Functional groups to make the ultraviolet light transparent
nanoparticles compatible with one another may also be added. These
functional groups may be any side-chain functionalized to the
ultraviolet light transparent nanoparticles that increases the
solubility of the nanoparticles in a solvent. Another side-group
that may be added to the ultraviolet light transparent
nanoparticles is a functional group the enables solubility change
of the photoresist after irradiation of the photoresist. These
types of functional groups are also known as "switches" because
they switch the solubility of the photoresist. The switches may be
photo-acid catalyzed switches or base-catalyzed switches. Base
catalyzed switches include acetal functional groups with
beta-hydrogens such as THP (tetrahydropyranyl) ether, an example of
an acetal protecting group, tertiary carbonates with a beta
hydrogen, such as t-butoxy carbonate (t-BOC), tertiary ethers with
beta hydrogens such as t-butyl ethers, or tertiary esters with
beta-hydrogens such as t-butyl esters.
[0031] In one specific embodiment, the photoresist 120 formulation
contains tetramantane ultraviolet light transparent nanoparticles
as discreet compounds mixed into a standard resist. The amount of
tetramantane mixed into the photoresist formulation may be in the
approximate range of 10 and 70 percent by dry weight, and more
particularly in the approximate range of 30 and 50 percent by dry
weight. The formulation further includes photoimageable species,
for example, t-butylcarboxylate protected parahydroxystyrene
(TBOC-PHST) monomers, methacrylate, acrylate, as well as an
environmentally stable chemically amplified photoresist (ESCAP),
and cycloolefin addition polymers. Additionally, the oligomers,
hyperbranched, and dendritic materials based on these polymers may
be used. Small molecule photoresist species that may be used as the
photoimageable species include, for example, materials derived from
steroids and calyxiranes. The amount of photoimageable species may
be in the approximate range of 80% and 97% by dry weight. The
formulation also includes a photoacid generator, such as
triphenylsulfonium nonafluorobutane sulfonate, bis
(t-butylphenyl)iodonium nonafluorobutane sulfonate and
diphenylmethyl nonafluorobutane sulfonate at a loading of
approximately 0.5% to 10% dry weight. The formulation may also
include a quencher such as the bases tetrabutylammonium hydroxide,
collidine, analine, and dimethylaminopyridine. The amount of
quencher may be in the approximate range of 0.1% and 5% by dry
weight, and more particularly in the approximate range of 0.5% and
2% by dry weight. The formulation may further include a
cholate-type plasticiser additive in the amount of approximately
0.1% and 2% by dry weight.

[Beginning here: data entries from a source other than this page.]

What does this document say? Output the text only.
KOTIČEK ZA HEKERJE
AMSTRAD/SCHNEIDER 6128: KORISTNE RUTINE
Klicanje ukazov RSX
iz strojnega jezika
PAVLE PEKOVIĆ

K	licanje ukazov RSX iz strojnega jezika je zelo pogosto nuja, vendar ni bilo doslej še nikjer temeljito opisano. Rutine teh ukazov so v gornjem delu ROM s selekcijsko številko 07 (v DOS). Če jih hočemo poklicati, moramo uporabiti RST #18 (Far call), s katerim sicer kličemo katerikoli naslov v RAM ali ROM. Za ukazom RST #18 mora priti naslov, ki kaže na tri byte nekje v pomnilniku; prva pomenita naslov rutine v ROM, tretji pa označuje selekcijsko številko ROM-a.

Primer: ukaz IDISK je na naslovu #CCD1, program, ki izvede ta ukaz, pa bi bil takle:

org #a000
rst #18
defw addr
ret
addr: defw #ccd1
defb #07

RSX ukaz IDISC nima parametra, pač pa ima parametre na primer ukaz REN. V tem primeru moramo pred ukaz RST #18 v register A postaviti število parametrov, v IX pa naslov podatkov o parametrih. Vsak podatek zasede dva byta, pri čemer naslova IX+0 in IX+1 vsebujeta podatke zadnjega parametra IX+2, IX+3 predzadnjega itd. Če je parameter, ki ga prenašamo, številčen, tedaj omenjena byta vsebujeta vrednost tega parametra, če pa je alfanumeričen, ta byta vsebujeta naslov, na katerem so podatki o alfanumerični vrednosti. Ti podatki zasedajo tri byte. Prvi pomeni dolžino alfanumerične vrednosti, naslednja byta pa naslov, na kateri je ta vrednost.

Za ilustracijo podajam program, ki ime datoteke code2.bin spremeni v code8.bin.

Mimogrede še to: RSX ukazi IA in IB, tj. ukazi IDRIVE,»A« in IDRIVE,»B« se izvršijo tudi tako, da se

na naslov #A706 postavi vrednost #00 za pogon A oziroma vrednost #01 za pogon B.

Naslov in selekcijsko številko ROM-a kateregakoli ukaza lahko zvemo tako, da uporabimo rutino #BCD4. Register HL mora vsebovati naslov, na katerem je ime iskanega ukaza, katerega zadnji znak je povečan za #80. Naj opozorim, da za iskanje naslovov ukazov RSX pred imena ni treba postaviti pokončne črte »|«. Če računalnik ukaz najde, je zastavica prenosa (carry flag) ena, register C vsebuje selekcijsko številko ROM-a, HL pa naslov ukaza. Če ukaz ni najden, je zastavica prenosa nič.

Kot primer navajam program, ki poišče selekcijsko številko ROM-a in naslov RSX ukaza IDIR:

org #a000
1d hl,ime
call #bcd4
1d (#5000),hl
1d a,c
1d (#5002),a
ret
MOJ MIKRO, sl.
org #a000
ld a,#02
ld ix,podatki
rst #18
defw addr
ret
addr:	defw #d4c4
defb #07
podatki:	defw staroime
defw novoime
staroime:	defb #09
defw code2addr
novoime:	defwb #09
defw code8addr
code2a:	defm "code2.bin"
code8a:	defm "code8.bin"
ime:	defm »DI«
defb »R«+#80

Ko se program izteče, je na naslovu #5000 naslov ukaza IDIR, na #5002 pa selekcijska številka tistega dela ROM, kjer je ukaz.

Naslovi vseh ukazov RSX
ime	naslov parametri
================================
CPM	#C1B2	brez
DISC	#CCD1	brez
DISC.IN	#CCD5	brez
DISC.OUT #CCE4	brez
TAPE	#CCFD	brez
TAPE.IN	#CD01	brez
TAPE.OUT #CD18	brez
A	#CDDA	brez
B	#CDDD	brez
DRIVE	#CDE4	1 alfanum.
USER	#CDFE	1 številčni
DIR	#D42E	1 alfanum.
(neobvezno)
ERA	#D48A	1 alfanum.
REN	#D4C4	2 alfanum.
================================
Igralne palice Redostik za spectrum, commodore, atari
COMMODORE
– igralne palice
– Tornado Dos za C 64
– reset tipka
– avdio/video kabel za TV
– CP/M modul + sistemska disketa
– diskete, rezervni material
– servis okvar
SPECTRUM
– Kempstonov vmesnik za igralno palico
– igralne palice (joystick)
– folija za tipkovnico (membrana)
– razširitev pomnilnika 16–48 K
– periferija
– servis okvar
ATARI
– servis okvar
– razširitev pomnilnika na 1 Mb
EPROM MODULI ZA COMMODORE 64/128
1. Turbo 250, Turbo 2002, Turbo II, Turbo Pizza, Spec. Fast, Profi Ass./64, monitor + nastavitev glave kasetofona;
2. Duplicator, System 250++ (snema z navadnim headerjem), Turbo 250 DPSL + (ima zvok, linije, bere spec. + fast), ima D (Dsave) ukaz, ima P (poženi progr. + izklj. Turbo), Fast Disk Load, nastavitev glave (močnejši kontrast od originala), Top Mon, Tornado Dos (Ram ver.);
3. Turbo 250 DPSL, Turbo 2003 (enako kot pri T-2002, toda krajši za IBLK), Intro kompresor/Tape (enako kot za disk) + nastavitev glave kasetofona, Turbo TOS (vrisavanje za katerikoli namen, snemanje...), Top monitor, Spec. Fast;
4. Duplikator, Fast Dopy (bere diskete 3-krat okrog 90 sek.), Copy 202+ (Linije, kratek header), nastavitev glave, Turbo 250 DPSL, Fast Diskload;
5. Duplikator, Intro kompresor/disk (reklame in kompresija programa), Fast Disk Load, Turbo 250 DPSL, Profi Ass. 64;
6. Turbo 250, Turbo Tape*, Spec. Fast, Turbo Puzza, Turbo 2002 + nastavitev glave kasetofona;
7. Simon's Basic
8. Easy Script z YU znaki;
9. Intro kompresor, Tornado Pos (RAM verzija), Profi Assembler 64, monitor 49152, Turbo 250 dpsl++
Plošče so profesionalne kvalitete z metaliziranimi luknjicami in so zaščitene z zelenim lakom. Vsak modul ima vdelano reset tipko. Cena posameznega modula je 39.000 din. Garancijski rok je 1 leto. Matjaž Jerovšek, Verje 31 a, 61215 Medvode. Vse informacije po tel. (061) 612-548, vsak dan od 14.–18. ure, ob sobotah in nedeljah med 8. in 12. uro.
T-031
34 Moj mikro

The components of this photoresist
formulation are dissolved in a solvent such as tetrabutylammonium
hydroxide, the solvent added in an amount sufficient for a
thickness in the approximate range of 1000 angstroms and 2500
angstroms and to cover a 300 mm wafer. The amount of solvent used
may in the approximate range of 99% to 90% by weight of the diluted
photoresist.
[0032] As illustrated in FIG. 1d, the photoresist 120 is placed in
proximity to the mask 130. In the space between the photoresist 120
and the mask 130 there may be optics such as lenses and/or mirrors
(not shown). In FIG. 1e, the photoresist 120 and the BARC 115 are
patterned by exposing the masked layer to irradiation. The
irradiation may be 193 nm, 157 nm, deep ultraviolet (DUV), extreme
ultraviolet (EUV), electron beam projection, or ion beam
lithographic technologies. In one particular embodiment, the
irradiation used to pattern the photoresist 120 may be EUV having a
wavelength of 13.5 nm. Upon irradiation, the antenna group of the
PAG will receive the radiation and the energy from the radiation
will cause the dissociation of the PAG and the production of a
photo-generated acid (PGA). The photo-generated acid (PGA) may
serve as a catalyst to deprotect and to change the solubility of
the photoimageable species. The change in the solubility of the
photoimageable species is to enable the solvation of the
photoimageable species in a developer. In a negative photoresist
the PGA will catalyze the cross-linking of the photoimageable
species and the developer that is subsequently applied will remove
the portions of the negative photoresist that were not
cross-linked. A post-exposure bake may be performed on the
photoresist 120 to enhance the mobility and therefore the diffusion
of the PGA within the photoresist 120. The post-exposure bake may
be performed at a temperature in the approximate range of
90.degree. C. and 150.degree. C. and for a time in the approximate
range of 30 seconds and 90 seconds. The temperature and the time of
the post-exposure bake are dependent on the chemistry of the
photoresist 120. The developer may be applied after the
post-exposure bake to remove the desired portions of the
photoresist 120. The developer may be a basic aqueous solution.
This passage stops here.